Ancient Medieval Village of Sheraton
During medieval times the area was important for agriculture, commerce and manufacture. Much of the area was owned by the medieval Benedictine monastery at Durham and by the ‘Prince Bishops’ who between them controlled all of the land ‘between the Tyne and Tees’. It was these monks that were the first to exploit the rich mineral wealth of the Plateau, beginning a long history of mining and quarrying in the Limestone Landscape area.
The landscape and settlement pattern established during this period provides a good deal of foundation of the landscape we see today. The distinctive rig and furrow ploughing pattern, often cutting across modern field boundaries survives around many villages of medieval origin.

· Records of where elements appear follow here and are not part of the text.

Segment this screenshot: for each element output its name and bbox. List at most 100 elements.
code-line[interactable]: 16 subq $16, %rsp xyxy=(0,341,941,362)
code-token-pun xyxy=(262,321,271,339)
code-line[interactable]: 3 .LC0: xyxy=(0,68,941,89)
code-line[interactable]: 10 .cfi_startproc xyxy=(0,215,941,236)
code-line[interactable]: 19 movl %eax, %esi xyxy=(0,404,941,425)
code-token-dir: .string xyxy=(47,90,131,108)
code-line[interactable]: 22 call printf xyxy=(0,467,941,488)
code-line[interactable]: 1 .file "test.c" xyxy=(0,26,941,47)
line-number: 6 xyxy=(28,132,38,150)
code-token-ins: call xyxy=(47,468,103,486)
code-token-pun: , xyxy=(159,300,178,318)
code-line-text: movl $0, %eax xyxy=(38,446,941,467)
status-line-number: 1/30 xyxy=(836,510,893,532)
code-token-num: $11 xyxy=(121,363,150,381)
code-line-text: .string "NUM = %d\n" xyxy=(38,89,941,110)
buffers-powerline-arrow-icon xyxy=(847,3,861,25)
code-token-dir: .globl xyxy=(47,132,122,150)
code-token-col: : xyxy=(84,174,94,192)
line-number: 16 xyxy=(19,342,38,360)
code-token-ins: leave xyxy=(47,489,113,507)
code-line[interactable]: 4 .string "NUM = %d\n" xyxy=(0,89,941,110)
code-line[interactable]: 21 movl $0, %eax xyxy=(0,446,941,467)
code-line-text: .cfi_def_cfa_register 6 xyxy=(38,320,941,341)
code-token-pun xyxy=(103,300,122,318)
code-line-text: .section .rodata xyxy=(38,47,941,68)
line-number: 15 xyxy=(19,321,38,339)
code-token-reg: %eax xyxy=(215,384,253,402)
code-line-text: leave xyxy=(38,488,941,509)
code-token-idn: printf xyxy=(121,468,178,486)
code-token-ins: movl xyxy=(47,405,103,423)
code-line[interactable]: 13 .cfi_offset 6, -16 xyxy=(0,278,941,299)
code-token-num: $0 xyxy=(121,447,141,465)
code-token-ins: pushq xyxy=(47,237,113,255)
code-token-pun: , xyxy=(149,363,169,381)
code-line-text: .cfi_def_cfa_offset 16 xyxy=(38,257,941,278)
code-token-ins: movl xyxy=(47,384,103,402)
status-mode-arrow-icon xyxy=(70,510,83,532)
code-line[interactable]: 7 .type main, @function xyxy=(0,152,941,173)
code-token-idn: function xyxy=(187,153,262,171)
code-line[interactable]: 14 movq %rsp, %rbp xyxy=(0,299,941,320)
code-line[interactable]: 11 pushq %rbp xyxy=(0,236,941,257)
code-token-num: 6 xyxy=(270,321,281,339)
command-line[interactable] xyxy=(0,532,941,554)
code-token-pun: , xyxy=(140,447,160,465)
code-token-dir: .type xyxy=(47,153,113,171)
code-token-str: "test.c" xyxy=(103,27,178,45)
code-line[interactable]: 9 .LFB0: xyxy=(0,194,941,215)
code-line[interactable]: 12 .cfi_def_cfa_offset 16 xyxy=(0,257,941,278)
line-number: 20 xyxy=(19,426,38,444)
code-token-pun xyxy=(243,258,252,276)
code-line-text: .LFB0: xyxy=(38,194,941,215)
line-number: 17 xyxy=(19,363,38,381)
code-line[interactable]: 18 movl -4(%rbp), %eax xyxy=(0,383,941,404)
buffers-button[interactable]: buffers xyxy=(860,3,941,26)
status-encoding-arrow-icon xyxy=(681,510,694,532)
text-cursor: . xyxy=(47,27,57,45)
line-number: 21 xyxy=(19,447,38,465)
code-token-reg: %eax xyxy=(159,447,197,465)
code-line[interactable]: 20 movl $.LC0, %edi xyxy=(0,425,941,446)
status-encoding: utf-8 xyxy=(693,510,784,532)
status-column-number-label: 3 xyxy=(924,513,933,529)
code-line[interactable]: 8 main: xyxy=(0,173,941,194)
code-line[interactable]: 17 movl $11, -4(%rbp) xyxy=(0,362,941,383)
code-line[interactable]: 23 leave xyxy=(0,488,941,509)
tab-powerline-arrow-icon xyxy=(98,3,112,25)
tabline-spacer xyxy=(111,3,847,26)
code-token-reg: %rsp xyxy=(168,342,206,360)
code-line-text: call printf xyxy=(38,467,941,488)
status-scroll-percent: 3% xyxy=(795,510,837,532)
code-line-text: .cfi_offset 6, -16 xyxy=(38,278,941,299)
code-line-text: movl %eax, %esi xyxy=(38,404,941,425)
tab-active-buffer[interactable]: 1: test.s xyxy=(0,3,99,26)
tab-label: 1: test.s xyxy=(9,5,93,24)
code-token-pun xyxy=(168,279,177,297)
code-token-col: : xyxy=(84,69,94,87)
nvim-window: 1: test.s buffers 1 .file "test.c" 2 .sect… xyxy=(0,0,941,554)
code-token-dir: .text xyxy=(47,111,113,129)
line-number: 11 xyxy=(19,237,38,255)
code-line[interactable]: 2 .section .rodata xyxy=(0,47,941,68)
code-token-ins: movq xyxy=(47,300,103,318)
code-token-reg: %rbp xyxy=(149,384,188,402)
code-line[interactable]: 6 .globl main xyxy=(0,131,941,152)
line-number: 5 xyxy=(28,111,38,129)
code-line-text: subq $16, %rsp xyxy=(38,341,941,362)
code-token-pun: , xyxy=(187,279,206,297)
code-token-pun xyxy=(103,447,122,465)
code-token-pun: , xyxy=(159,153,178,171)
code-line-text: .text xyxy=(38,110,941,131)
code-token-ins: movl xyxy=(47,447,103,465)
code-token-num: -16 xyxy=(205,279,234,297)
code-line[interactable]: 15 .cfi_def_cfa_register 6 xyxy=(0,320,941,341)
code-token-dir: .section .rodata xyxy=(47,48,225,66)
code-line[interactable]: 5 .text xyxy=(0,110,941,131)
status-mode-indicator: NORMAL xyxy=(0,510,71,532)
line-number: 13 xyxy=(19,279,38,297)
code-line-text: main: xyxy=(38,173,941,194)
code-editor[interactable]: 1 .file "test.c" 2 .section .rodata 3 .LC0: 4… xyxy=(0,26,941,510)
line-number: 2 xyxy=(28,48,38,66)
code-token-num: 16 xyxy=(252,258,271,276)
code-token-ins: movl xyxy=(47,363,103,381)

A number of deserted medieval villages have been discovered within the Limestone Landscapes area and have been designated as Scheduled Ancient Monuments due to their national importance including deserted villages at Sheraton and Coxhoe.
The only substantial medieval town on the Magnesian Limestone was Hartlepool with Sandwell Gate, part of a defensive wall built to defend against Scottish raids still surviving.
Surviving buildings from this era are few and far between but a few exceptions include Hylton Castle near Sunderland, a medieval manor house – Seaton Holme at Easington and two smaller hall and tower houses – Ludworth and Dalton.